About Moshe Feldenkrais
The following summary is based on A Life in Movement – The Biography of Moshe Feldenkrais by Mark Reese and highlights some of the main sources of influence in Dr. Feldenkrais's work – self-defense, Judo, mechanical engineering and physics.
Moshe Feldenkrais was born on May 6, 1904. He grew up in Belarus and was active in the Zionist youth movement through the First World War. In 1918, Feldenkrais embarked solo on a journey to Palestine.
Feldenkrais was involved in Jewish self-defense groups and after learning Jujitsu he devised his own self-defense techniques. He hurt his left knee in a soccer match in 1929. While convalescing he wrote Autosuggestion (1930), a translation from English to Hebrew of Charles Brooks’ work on Coué‘s system of autosuggestion together with two chapters that Feldenkrais wrote himself. He next published Jujitsu (1931), a book on self-defense.
In 1930, Feldenkrais went to Paris to train as a mechanical and electrical engineer. In 1933, after meeting Jigaro Kano, Judo’s founder, Feldenkrais began teaching Jujitsu again, and started his training in Judo. In 1933, while studying for his Ingeniur-Docteur degree at the Sorbonne, he began working as a research assistant under Frederic Joliot-Curie at the Radium Institute. From 1935-1937, Feldenkrais worked at the Arcueil-Cachan laboratories building a Van de Graaf generator, which was used for atomic fission experiments. He received his Judo black belt in 1936 and 2nd degree rank in 1938.
Feldenkrais escaped to England in 1940. As a scientific officer in the British Admiralty, he conducted anti-submarine research in Scotland from 1940-1945. While there, he taught Judo and self-defense classes. In 1942, he published a self-defense manual titled Practical Unarmed Combat. Feldenkrais began working with himself to deal with knee troubles that had recurred during his escape from France and while walking on submarine decks. He gave a series of lectures about his new ideas, began to teach experimental movement classes, and worked privately with some colleagues.
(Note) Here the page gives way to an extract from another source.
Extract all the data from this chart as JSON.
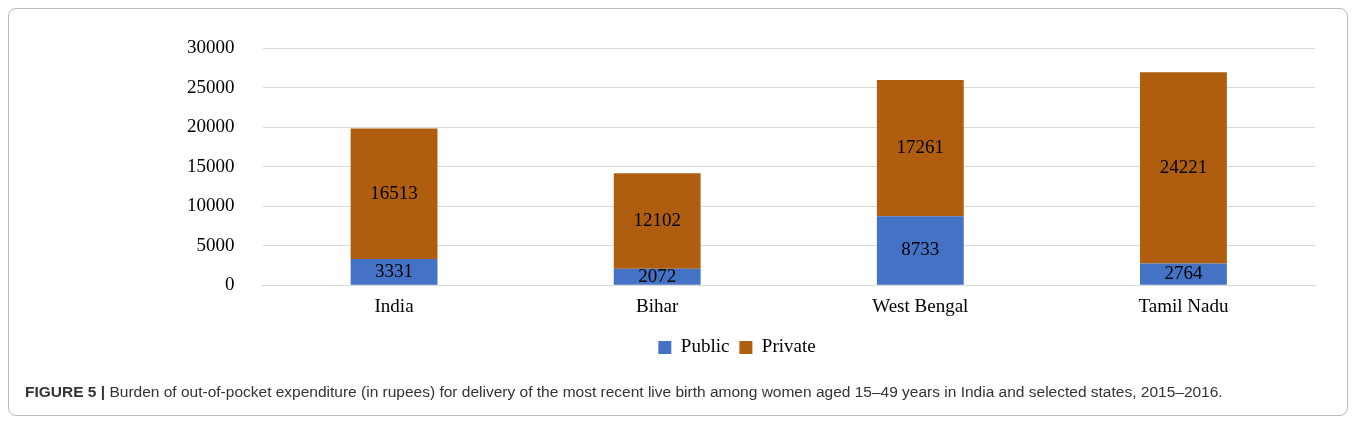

Feldenkrais published Body and Mature Behavior, his first book on his own method, in 1949, and Higher Judo, his last book on Judo, in 1952. During his London period he studied the work of George Gurdjieff, F. M. Alexander, and William Bates, and then went to Switzerland to study with Heinrich Jacoby.
Feldenkrais eventually moved back to Tel Aviv and made a living teaching his own method. Around 1955 he moved to a studio on Alexander Yanai Street in Tel Aviv, where he taught Awareness Through Movement® classes (then called, in Hebrew, The Improvement of Ability). He gave Functional Integration® lessons in the apartment where his mother and brother lived. In early 1957, Feldenkrais began giving lessons to Israeli Prime Minister, David Ben-Gurion.
In the 1960s and 70s, Feldenkrais presented his work in Europe and the United States. In the mid-1960s, he published Mind and Body and Bodily Expression. In 1967, he published Improving the Ability to Perform (titled Awareness Through Movement in its 1972 English language edition). He conducted his first teacher training program in 1969-1971, which was given to 12 students.
In 1975, Dr. Feldenkrais came to the US to give workshops in San Francisco and at the Esalen Institute. He conducted his first American training in San Francisco from 1975 – 1977 and his second American training in Amherst, Massachusetts from 1980 – 1981. The hundreds of lessons he taught in Israel, his workshops around the world, and his two American trainings were filmed, recorded and transcribed and are used as the main source materials for current trainings.